Para prevenir o contágio, é fundamental a vacinação. O Programa Nacional de Imunização administra a imunização em duas doses. A primeira com a vacina tríplice viral (sarampo, rubéola, caxumba) aos 12 meses de idade e, aos 15 meses, com a tetraviral, que também imuniza contra varicela. A vacina também está disponível para pessoas de até 49 anos, que não tem a situação vacinal completa.

Conforme recomendação da Organização Mundial da Saúde (OMS), são necessárias duas doses para garantir a proteção. Segundo a coordenadora do Programa Nacional de Imunizações do Ministério da Saúde, Carla Domingues, não existe recomendação para uma terceira dose. “Não é necessário tomar outra dose.
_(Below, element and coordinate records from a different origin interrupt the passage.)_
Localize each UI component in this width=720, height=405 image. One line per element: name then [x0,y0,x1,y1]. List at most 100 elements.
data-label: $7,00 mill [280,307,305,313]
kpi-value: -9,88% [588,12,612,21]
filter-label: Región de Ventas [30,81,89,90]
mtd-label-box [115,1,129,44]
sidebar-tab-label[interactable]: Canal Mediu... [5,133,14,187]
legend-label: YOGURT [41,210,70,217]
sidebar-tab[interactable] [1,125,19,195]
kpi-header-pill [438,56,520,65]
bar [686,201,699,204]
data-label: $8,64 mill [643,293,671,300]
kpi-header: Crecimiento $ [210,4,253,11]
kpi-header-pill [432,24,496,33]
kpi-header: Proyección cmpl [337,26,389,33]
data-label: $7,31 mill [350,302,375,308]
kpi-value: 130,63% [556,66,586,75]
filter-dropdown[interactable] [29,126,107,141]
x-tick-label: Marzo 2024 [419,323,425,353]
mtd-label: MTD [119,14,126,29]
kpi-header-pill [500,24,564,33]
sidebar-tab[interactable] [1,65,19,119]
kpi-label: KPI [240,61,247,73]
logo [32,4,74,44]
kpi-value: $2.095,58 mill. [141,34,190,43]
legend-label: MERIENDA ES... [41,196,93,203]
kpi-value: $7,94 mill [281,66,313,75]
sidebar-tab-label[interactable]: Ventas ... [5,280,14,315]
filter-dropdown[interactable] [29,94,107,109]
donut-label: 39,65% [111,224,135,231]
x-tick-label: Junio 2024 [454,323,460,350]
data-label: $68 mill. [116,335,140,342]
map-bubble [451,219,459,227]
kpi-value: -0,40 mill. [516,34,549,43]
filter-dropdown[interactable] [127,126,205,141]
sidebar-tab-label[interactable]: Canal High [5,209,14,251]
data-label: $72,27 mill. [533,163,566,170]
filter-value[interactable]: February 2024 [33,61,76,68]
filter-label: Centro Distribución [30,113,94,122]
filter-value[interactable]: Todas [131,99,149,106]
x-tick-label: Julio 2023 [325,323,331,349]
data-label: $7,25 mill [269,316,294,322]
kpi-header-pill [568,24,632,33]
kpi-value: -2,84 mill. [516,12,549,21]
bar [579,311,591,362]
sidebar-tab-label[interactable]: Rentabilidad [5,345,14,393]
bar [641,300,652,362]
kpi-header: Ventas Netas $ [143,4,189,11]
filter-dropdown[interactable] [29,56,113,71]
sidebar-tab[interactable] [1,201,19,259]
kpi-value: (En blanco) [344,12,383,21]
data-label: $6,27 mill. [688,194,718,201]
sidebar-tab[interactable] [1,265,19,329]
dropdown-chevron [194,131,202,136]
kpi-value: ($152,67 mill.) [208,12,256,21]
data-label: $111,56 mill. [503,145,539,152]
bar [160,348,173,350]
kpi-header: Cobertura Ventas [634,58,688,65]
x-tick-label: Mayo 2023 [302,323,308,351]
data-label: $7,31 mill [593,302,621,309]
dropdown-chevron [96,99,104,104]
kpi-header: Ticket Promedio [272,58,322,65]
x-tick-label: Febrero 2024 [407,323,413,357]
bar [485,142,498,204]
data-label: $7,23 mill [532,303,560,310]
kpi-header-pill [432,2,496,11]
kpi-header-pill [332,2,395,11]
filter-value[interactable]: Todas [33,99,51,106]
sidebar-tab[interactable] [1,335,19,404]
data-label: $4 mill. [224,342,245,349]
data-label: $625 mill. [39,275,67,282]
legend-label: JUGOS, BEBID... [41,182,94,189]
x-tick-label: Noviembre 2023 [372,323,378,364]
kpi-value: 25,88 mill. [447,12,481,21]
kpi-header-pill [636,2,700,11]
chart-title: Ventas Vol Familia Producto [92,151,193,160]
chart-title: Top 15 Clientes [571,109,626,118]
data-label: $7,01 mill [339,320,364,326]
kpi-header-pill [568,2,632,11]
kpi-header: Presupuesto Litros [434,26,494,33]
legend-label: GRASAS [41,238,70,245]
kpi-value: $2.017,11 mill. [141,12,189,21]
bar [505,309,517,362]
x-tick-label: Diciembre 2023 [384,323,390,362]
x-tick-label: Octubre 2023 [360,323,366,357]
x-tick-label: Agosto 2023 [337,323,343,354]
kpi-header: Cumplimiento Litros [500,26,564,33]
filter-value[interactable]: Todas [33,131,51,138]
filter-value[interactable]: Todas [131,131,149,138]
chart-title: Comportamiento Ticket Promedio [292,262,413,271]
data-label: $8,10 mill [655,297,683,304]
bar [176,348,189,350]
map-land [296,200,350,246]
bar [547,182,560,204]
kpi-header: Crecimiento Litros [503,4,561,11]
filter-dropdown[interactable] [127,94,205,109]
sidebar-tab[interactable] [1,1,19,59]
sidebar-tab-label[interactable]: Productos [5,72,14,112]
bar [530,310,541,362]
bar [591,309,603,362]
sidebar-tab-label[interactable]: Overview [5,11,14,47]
Somente nas campanhas para o controle de sarampo, que ocorrem a cada 4 ou 5 anos, é que se recomenda a vacinação indiscriminada de crianças até os 4 anos. Se depois dessa idade a criança já tomou as duas doses, não é necessário tomar mais uma vez”, explica. 

O Ministério da Saúde informa que a vacina tríplice viral, que protege contra sarampo, rubéola e caxumba, é altamente eficaz.